New Suicide Prevention policy regains 'human element'
December 5, 2013
- The bottom line is, commanders across USARPAC will encourage help-seeking behaviors and attack stigma wherever they find it.
- A counter to the psychological pain of suicide starts with caring, Linn-Gust said.
FORT SHAFTER, Hawaii--U.S. Army Pacific has a new command policy regarding suicide that broadens the attack on suicide stigma, and addresses the human element in training and preparedness.
"We are missing the 'human element' in training," said Dr. Michelle Linn-Gust, former president of the American Association of Suicidology, who recently engaged more than 1000 Soldiers in Hawaii, including senior leaders on the subject of "Understanding the Language of Suicide."
Linn-Gust fully engaged in talking to audiences and they were equal to the task; they told Linn-Gust exactly what they thought.
From those exchanges she remarked that our Soldiers know about warning signs and risk factors well enough.
In response the command is addressing her observations which are reflected in a new command policy on suicide prevention and health promotion.
USARPAC has lost ten Soldiers in 2013, while the total Army has lost 278 as of DEC 2.
"What statistics fail to do is encourage people to help each other to provide human connection," said Linn-Gust. "Instead, there is a great fear within our Army to ask for or give help. This two sided fear disables connections increasing risk. Perhaps stigma is to blame?"
Linn-Gust followed a general outline that presented some ideas on how to limit the effects of stigma.

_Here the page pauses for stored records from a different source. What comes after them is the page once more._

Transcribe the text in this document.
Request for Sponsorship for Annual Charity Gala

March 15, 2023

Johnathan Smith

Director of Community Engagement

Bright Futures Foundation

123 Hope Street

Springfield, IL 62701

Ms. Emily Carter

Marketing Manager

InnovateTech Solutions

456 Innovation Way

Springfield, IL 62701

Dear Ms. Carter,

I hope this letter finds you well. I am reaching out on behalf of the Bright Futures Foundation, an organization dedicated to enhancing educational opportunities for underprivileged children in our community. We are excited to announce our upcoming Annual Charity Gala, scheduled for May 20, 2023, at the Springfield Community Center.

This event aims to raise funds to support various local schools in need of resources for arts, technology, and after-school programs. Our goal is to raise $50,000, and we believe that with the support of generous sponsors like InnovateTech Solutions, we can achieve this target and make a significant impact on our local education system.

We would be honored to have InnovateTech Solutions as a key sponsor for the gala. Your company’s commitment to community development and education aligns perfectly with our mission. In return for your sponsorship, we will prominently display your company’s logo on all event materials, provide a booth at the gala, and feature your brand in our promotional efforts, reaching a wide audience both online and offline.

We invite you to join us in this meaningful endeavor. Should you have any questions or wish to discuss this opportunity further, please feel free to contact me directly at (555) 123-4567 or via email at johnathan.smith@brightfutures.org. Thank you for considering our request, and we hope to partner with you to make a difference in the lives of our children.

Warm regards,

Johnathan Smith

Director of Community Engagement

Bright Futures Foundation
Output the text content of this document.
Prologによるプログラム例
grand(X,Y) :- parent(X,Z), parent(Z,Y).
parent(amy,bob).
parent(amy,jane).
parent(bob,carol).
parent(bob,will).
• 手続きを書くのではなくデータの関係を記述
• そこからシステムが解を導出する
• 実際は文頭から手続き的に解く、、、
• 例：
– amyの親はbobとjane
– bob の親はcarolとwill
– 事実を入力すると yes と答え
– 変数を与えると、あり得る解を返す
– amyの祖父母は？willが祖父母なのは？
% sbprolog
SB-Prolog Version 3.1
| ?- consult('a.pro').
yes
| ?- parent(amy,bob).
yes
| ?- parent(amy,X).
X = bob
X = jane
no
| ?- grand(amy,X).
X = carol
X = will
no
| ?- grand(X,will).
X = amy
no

She informed all three sessions how using inappropriate terms can perpetuate stigma. For example, the term, "committed suicide" equated the act of taking one's own life as a sin and shaming to the family. She suggested using, "died by suicide" as a best choice.
Linn-Gust said she wanted people to know that suicide is a tragedy not a sin. Rather, we need to understand the suicidal mind is trapped in a hopeless place unable to see a future without pain.
A counter to the psychological pain of suicide starts with caring, Linn-Gust said. She noted to command that Soldiers need training very early in their Army lives on how to show caring as well as self-care. "After all, "she asked rhetorically," Aren't they the future of the Army?"
She said it was clear commanders overall care for their Soldiers. However, the perception of Soldiers does not always coincide with this reality.
Among the possible factors blocking a caring attitude and exposed in all three meetings she saw an overall loss of trust in our Army. Others felt a loss of empowerment to correct potentially toxic situations. Soldiers feel disconnected as a result of this environment. The real common thread, according to Linn-Gust, was fear.
"Many Soldiers fear retaliation for speaking out. Some fear loss of status or position if they seek help. Soldiers fear leadership isn't concerned about their wellbeing," said Linn-Gust.
The policy is clear that there will be no retaliation or repercussions for seeking help. In fact there is consensus from leadership that coming forward for help is to be rewarded as this demonstrates a new level of strength.
Overall the guidance addressing these concerns is that the command will build a caring and open atmosphere to foster communication. Leaders will keep working at the caring level toward having a command where all leaders will attack stigma.
The bottom line is, commanders across USARPAC will encourage help-seeking behaviors and attack stigma wherever they find it.